Art Basel, June 2020
"I have always been impressed how with a little concentration and a little mental exercise, if one concentrates long enough on a word or figure, it’s very easy to lose the conscious grasp of what that is, and one can look at a word, after concentrating on it for a while, one has almost forgotten what that word is. And I should like in a way this to be a part of my work too."
—Robert Indiana
Robert Indiana’s “LOVE” (1966/99) is a large-scale outdoor sculpture, measuring 8 x 8 x 4 feet and painted in an eye-catching, brightly saturated red and blue. Its monumental proportions and extraordinary visual impact take the work into the public realm, placing it in context with the scale of billboards and corporate signs—though instead of advertising a company or product, it promotes an emotion and an ideal. Considered to be Indiana’s most iconic artwork, “LOVE” became synonymous with his art, and a motif that once developed, he never abandoned. Immediately recognizable, “LOVE” exists as a sign of the Pop artist’s astute understanding of the power of design and contemporary visual culture.

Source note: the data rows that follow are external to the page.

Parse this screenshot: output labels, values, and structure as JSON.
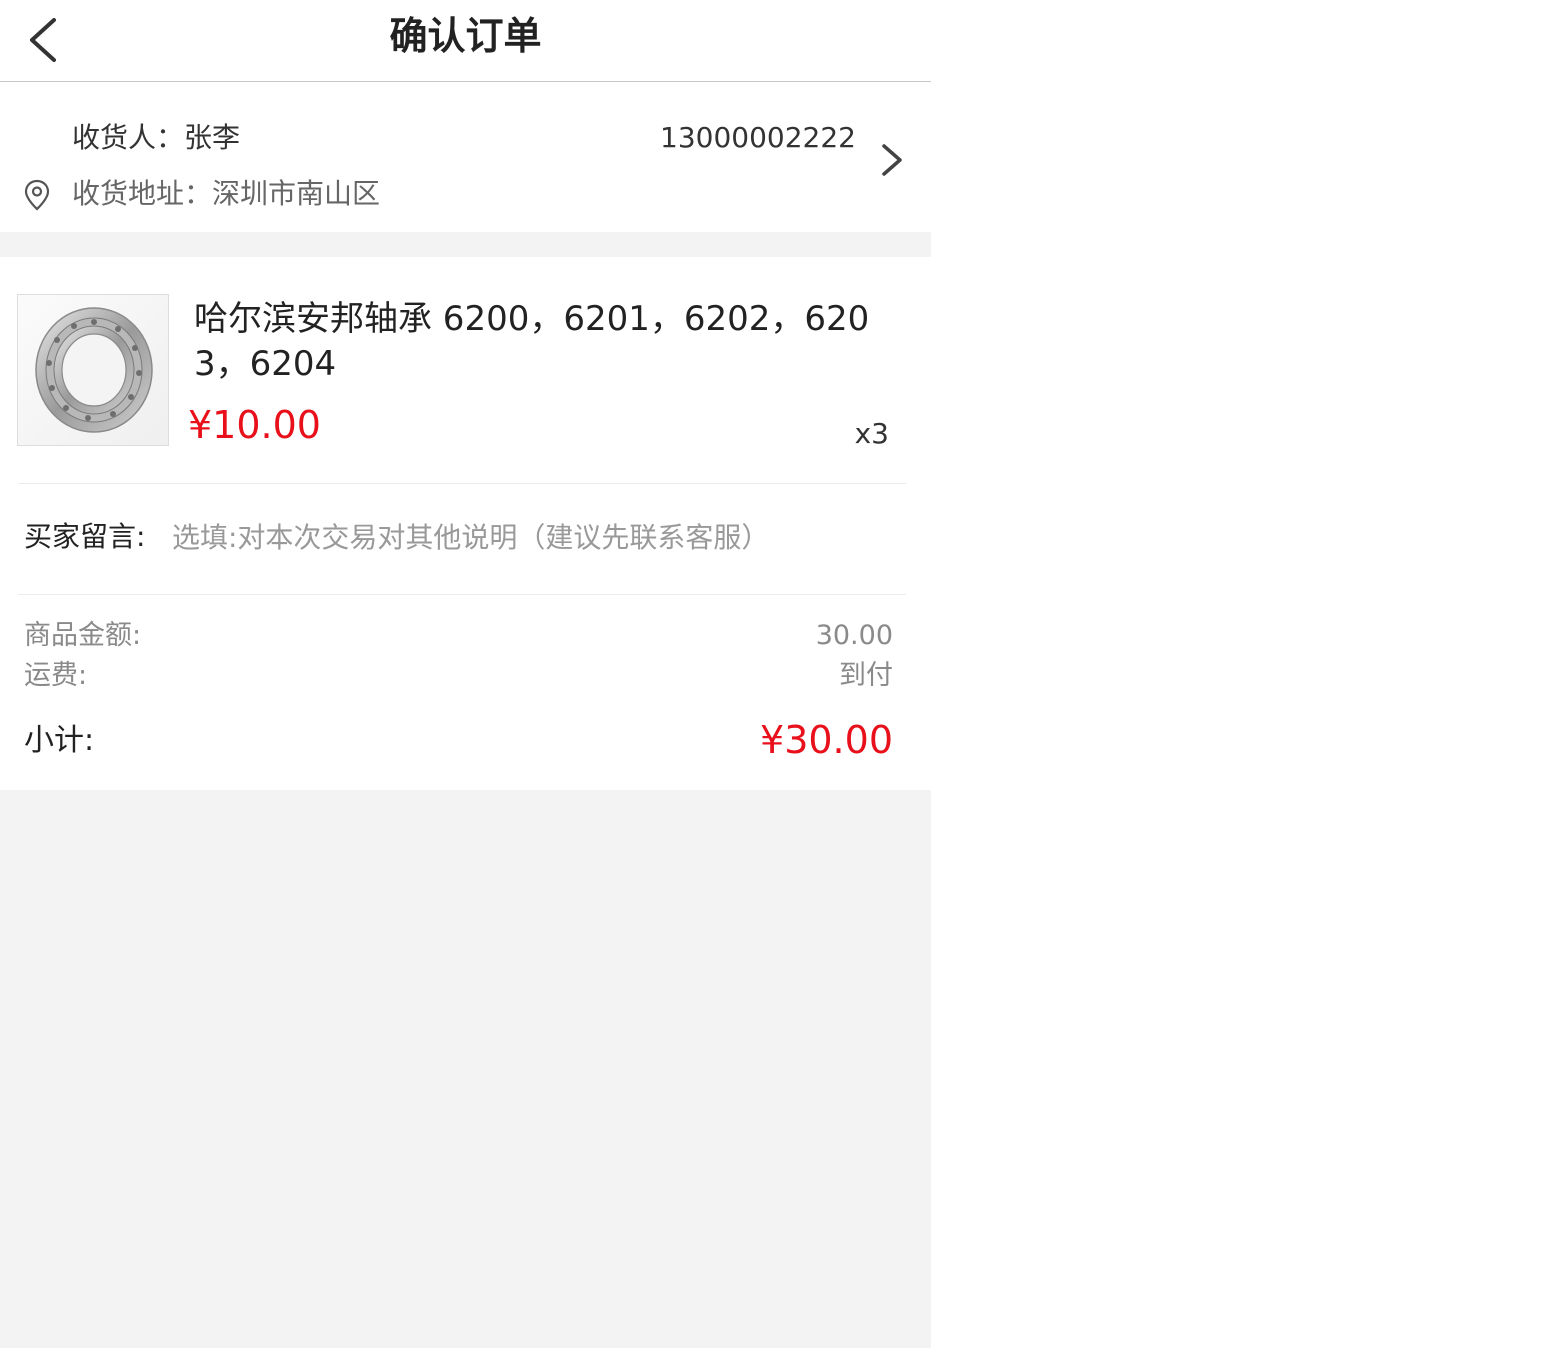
{
  "header": {
    "title": "确认订单"
  },
  "address": {
    "receiver": "收货人：张李",
    "phone": "13000002222",
    "address": "收货地址：深圳市南山区"
  },
  "product": {
    "name": "哈尔滨安邦轴承 6200，6201，6202，6203，6204",
    "price": "¥10.00",
    "quantity": "x3"
  },
  "message": {
    "label": "买家留言:",
    "placeholder": "选填:对本次交易对其他说明（建议先联系客服）"
  },
  "summary": {
    "goods_amount_label": "商品金额:",
    "goods_amount_value": "30.00",
    "shipping_label": "运费:",
    "shipping_value": "到付",
    "subtotal_label": "小计:",
    "subtotal_value": "¥30.00"
  },
  "colors": {
    "accent": "#e8101a",
    "background": "#f3f3f3"
  }
}
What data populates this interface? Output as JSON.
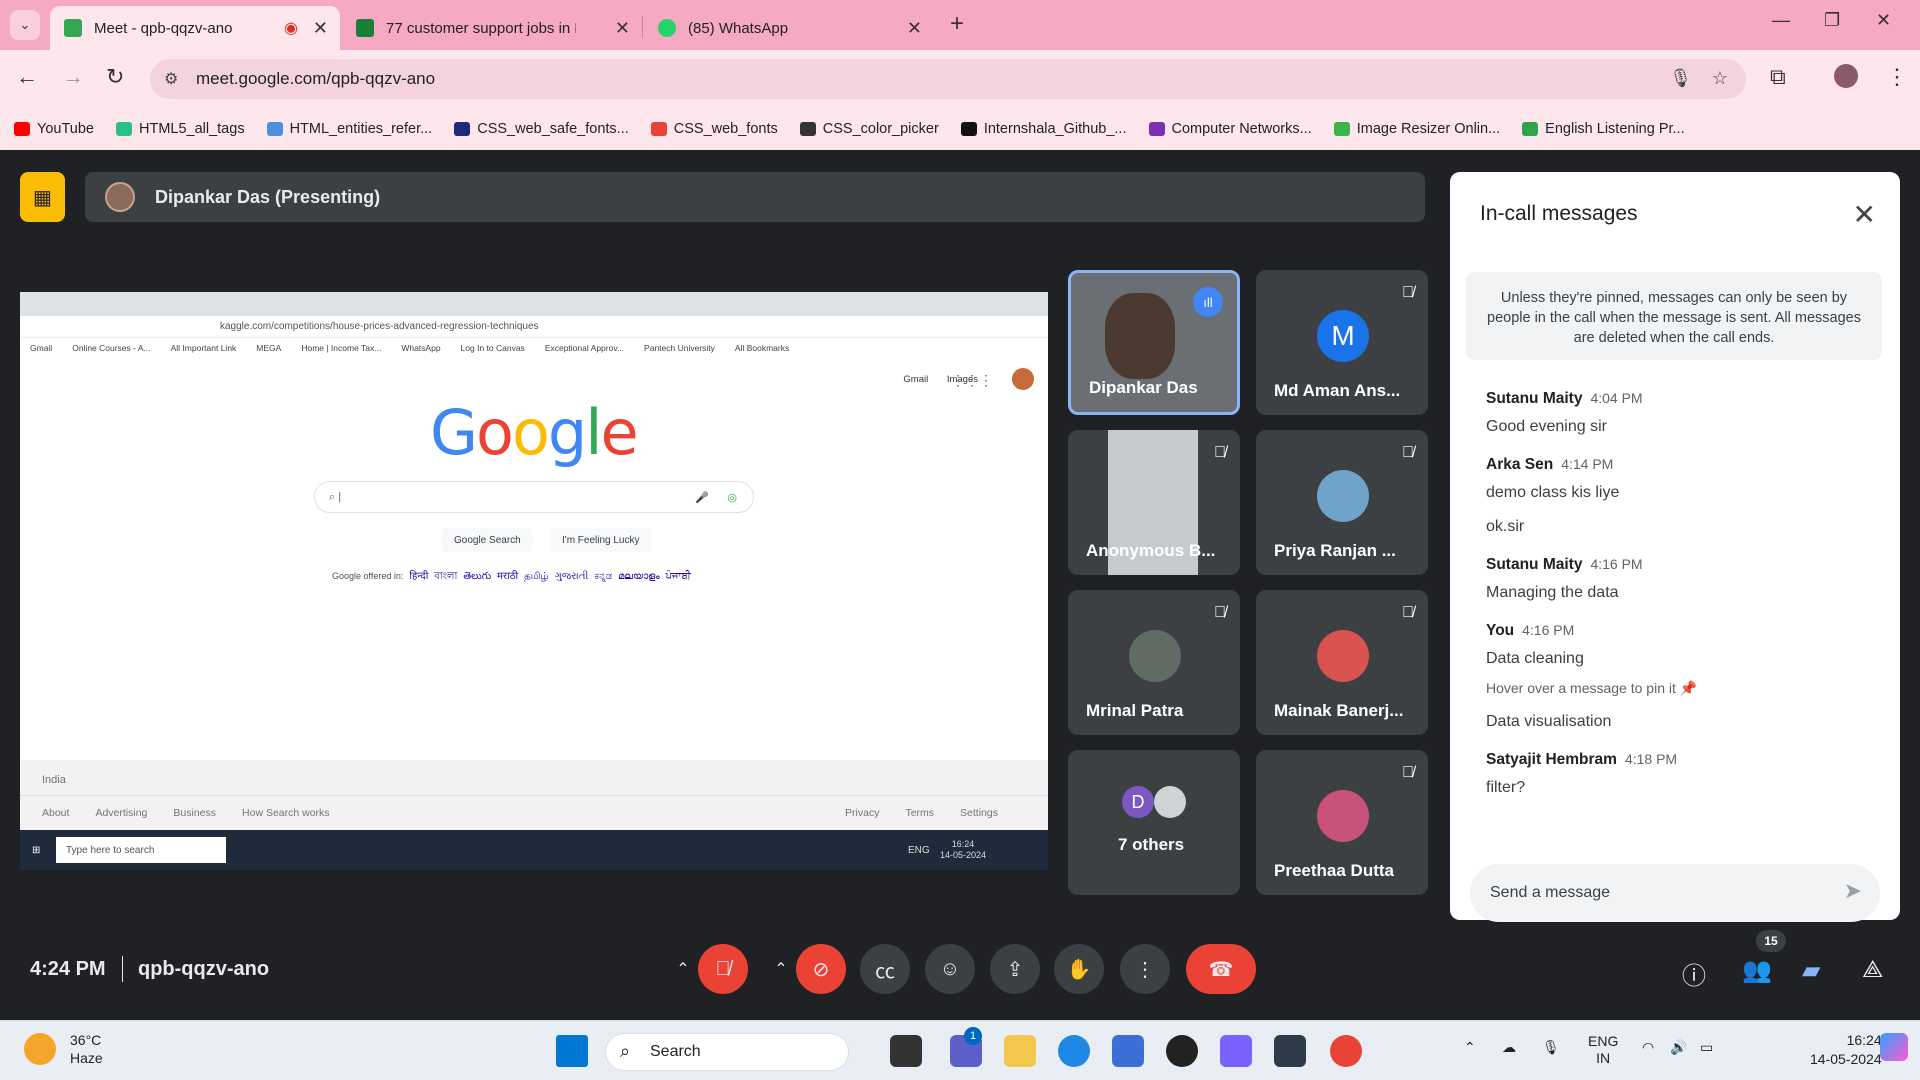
{
  "browser": {
    "tabs": [
      {
        "title": "Meet - qpb-qqzv-ano",
        "color": "#34a853"
      },
      {
        "title": "77 customer support jobs in Re",
        "color": "#1a7f37"
      },
      {
        "title": "(85) WhatsApp",
        "color": "#25d366"
      }
    ],
    "url": "meet.google.com/qpb-qqzv-ano",
    "bookmarks": [
      {
        "label": "YouTube",
        "color": "#ff0000"
      },
      {
        "label": "HTML5_all_tags",
        "color": "#2bbf8a"
      },
      {
        "label": "HTML_entities_refer...",
        "color": "#4a90e2"
      },
      {
        "label": "CSS_web_safe_fonts...",
        "color": "#1d2a7a"
      },
      {
        "label": "CSS_web_fonts",
        "color": "#e94335"
      },
      {
        "label": "CSS_color_picker",
        "color": "#333333"
      },
      {
        "label": "Internshala_Github_...",
        "color": "#111111"
      },
      {
        "label": "Computer Networks...",
        "color": "#7b2fb5"
      },
      {
        "label": "Image Resizer Onlin...",
        "color": "#3bb54a"
      },
      {
        "label": "English Listening Pr...",
        "color": "#2ea44f"
      }
    ]
  },
  "meet": {
    "presenter": "Dipankar Das (Presenting)",
    "shared_screen": {
      "url": "kaggle.com/competitions/house-prices-advanced-regression-techniques",
      "bookmarks": [
        "Gmail",
        "Online Courses - A...",
        "All Important Link",
        "MEGA",
        "Home | Income Tax...",
        "WhatsApp",
        "Log In to Canvas",
        "Exceptional Approv...",
        "Pantech University",
        "All Bookmarks"
      ],
      "top_links": [
        "Gmail",
        "Images"
      ],
      "logo": "Google",
      "search_btn": "Google Search",
      "lucky_btn": "I'm Feeling Lucky",
      "offered_label": "Google offered in:",
      "languages": [
        "हिन्दी",
        "বাংলা",
        "తెలుగు",
        "मराठी",
        "தமிழ்",
        "ગુજરાતી",
        "ಕನ್ನಡ",
        "മലയാളം",
        "ਪੰਜਾਬੀ"
      ],
      "country": "India",
      "footer_left": [
        "About",
        "Advertising",
        "Business",
        "How Search works"
      ],
      "footer_right": [
        "Privacy",
        "Terms",
        "Settings"
      ],
      "taskbar_search": "Type here to search",
      "taskbar_time": "16:24",
      "taskbar_date": "14-05-2024",
      "taskbar_lang": "ENG"
    },
    "participants": [
      {
        "name": "Dipankar Das"
      },
      {
        "name": "Md Aman Ans...",
        "initial": "M",
        "color": "#1a73e8"
      },
      {
        "name": "Anonymous B..."
      },
      {
        "name": "Priya Ranjan ..."
      },
      {
        "name": "Mrinal Patra"
      },
      {
        "name": "Mainak Banerj..."
      },
      {
        "name": "7 others",
        "initial": "D",
        "color": "#7e57c2"
      },
      {
        "name": "Preethaa Dutta"
      }
    ],
    "time": "4:24 PM",
    "code": "qpb-qqzv-ano",
    "participant_count": "15"
  },
  "chat": {
    "title": "In-call messages",
    "notice": "Unless they're pinned, messages can only be seen by people in the call when the message is sent. All messages are deleted when the call ends.",
    "messages": [
      {
        "sender": "Sutanu Maity",
        "time": "4:04 PM",
        "lines": [
          "Good evening sir"
        ]
      },
      {
        "sender": "Arka Sen",
        "time": "4:14 PM",
        "lines": [
          "demo class kis liye",
          "ok.sir"
        ]
      },
      {
        "sender": "Sutanu Maity",
        "time": "4:16 PM",
        "lines": [
          "Managing the data"
        ]
      },
      {
        "sender": "You",
        "time": "4:16 PM",
        "lines": [
          "Data cleaning",
          "Data visualisation"
        ],
        "hover": "Hover over a message to pin it"
      },
      {
        "sender": "Satyajit Hembram",
        "time": "4:18 PM",
        "lines": [
          "filter?"
        ]
      }
    ],
    "placeholder": "Send a message"
  },
  "taskbar": {
    "temp": "36°C",
    "weather": "Haze",
    "search": "Search",
    "lang1": "ENG",
    "lang2": "IN",
    "time": "16:24",
    "date": "14-05-2024",
    "teams_badge": "1"
  }
}
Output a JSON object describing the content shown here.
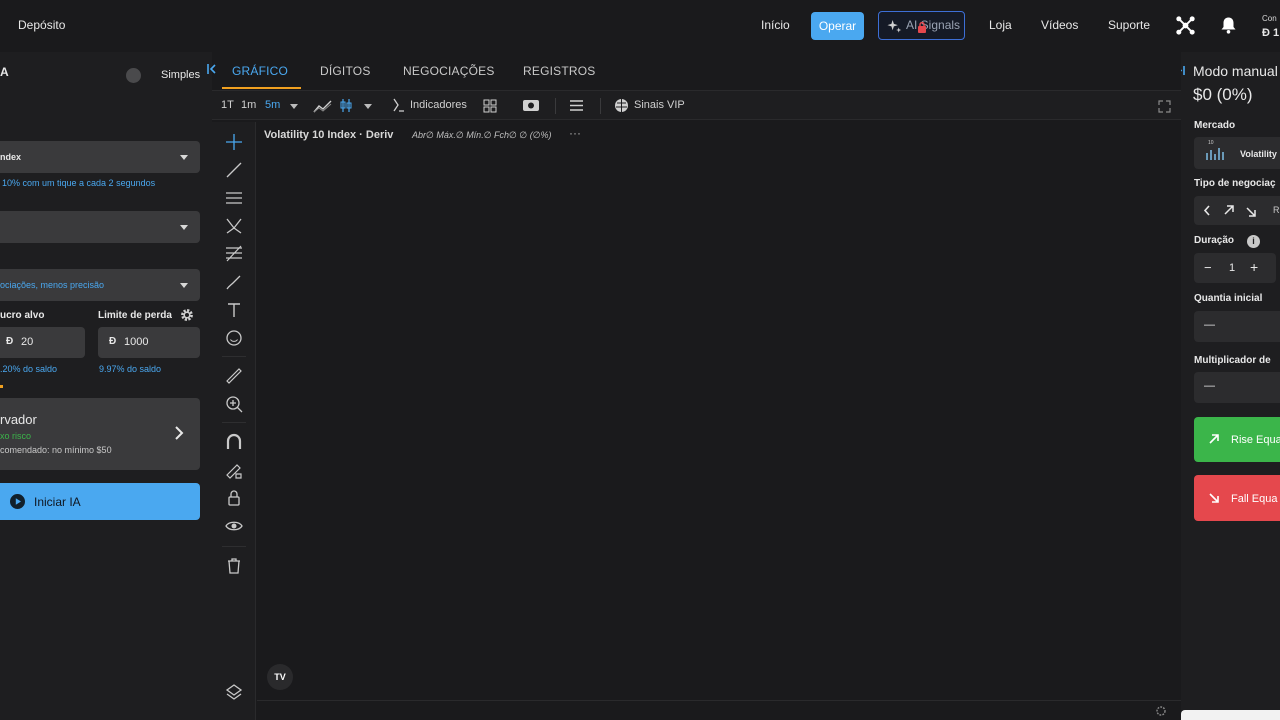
{
  "header": {
    "deposit": "Depósito",
    "nav": [
      "Início",
      "Operar",
      "AI Signals",
      "Loja",
      "Vídeos",
      "Suporte"
    ],
    "account_label": "Con",
    "account_balance": "Đ 1"
  },
  "left": {
    "title_fragment": "A",
    "mode_label": "Simples",
    "market_select": "ndex",
    "market_hint": "10% com um tique a cada 2 segundos",
    "strategy_select": "",
    "precision_select": "ociações, menos precisão",
    "profit_label": "ucro alvo",
    "loss_label": "Limite de perda",
    "currency": "Đ",
    "profit_value": "20",
    "loss_value": "1000",
    "profit_pct": ".20% do saldo",
    "loss_pct": "9.97% do saldo",
    "profile_title": "rvador",
    "profile_risk": "xo risco",
    "profile_note": "comendado: no mínimo $50",
    "start_label": "Iniciar IA"
  },
  "chart": {
    "tabs": [
      "GRÁFICO",
      "DÍGITOS",
      "NEGOCIAÇÕES",
      "REGISTROS"
    ],
    "intervals": [
      "1T",
      "1m",
      "5m"
    ],
    "indicators_label": "Indicadores",
    "vip_label": "Sinais VIP",
    "symbol_title": "Volatility 10 Index · Deriv",
    "ohlc": "Abr∅ Máx.∅ Mín.∅ Fch∅ ∅ (∅%)",
    "logo": "TV"
  },
  "right": {
    "title": "Modo manual",
    "pnl": "$0 (0%)",
    "market_label": "Mercado",
    "market_value": "Volatility",
    "market_badge": "10",
    "trade_type_label": "Tipo de negociaç",
    "trade_type_letter": "R",
    "duration_label": "Duração",
    "duration_value": "1",
    "amount_label": "Quantia inicial",
    "amount_value": "—",
    "multiplier_label": "Multiplicador de",
    "multiplier_value": "—",
    "rise_label": "Rise Equa",
    "fall_label": "Fall Equa"
  },
  "colors": {
    "accent": "#4aa8f0",
    "rise": "#3bb54a",
    "fall": "#e5484d",
    "background": "#1a1a1c",
    "panel": "#1e1e20"
  },
  "icons": [
    "network-icon",
    "bell-icon",
    "sparkle-icon",
    "gear-icon",
    "chevron-right-icon",
    "play-icon",
    "info-icon",
    "fullscreen-icon"
  ]
}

Indiana developed the first incarnation of “LOVE” in 1964 as a design for a personal holiday greeting that he sent to his friends, and then refined as a printed Christmas card for the Museum of Modern Art the following year. In 1966, the artist debuted major paintings of the motif in what he called his “LOVE show” at the Stable Gallery, New York. Popular since its introduction, “LOVE” emerged during the social revolutions of the 1960s and became an emblem of the decade’s utopian ideals. The appeal of Indiana’s design was further enhanced by its adoption into a stamp released by the US Postal Service in 1973.
This three-dimensional construction preserves the graphic power of Indiana’s original painted composition, extending the forms of the letters into depth and establishing a presence in real space. This format of “LOVE” dates to 1967, when Indiana was commissioned by Multiples, Inc. to make his first sculptural version of “LOVE” as a 12-inch high work in aluminum. In 1970, the artist created his first large-scale “LOVE,” which is now housed in the Indianapolis Museum of Art.
Large-scale “LOVE” sculptures can be found in public collections around the world, including at the National Gallery of Art, Washington, DC; Crystal Bridges Museum of American Art, Bentonville, Arkansas; Indianapolis Museum of Art, Indiana; New Orleans Museum of Art; Hamburger Bahnhof Museum für Gegenwart, Berlin; and The Israel Museum, Jerusalem.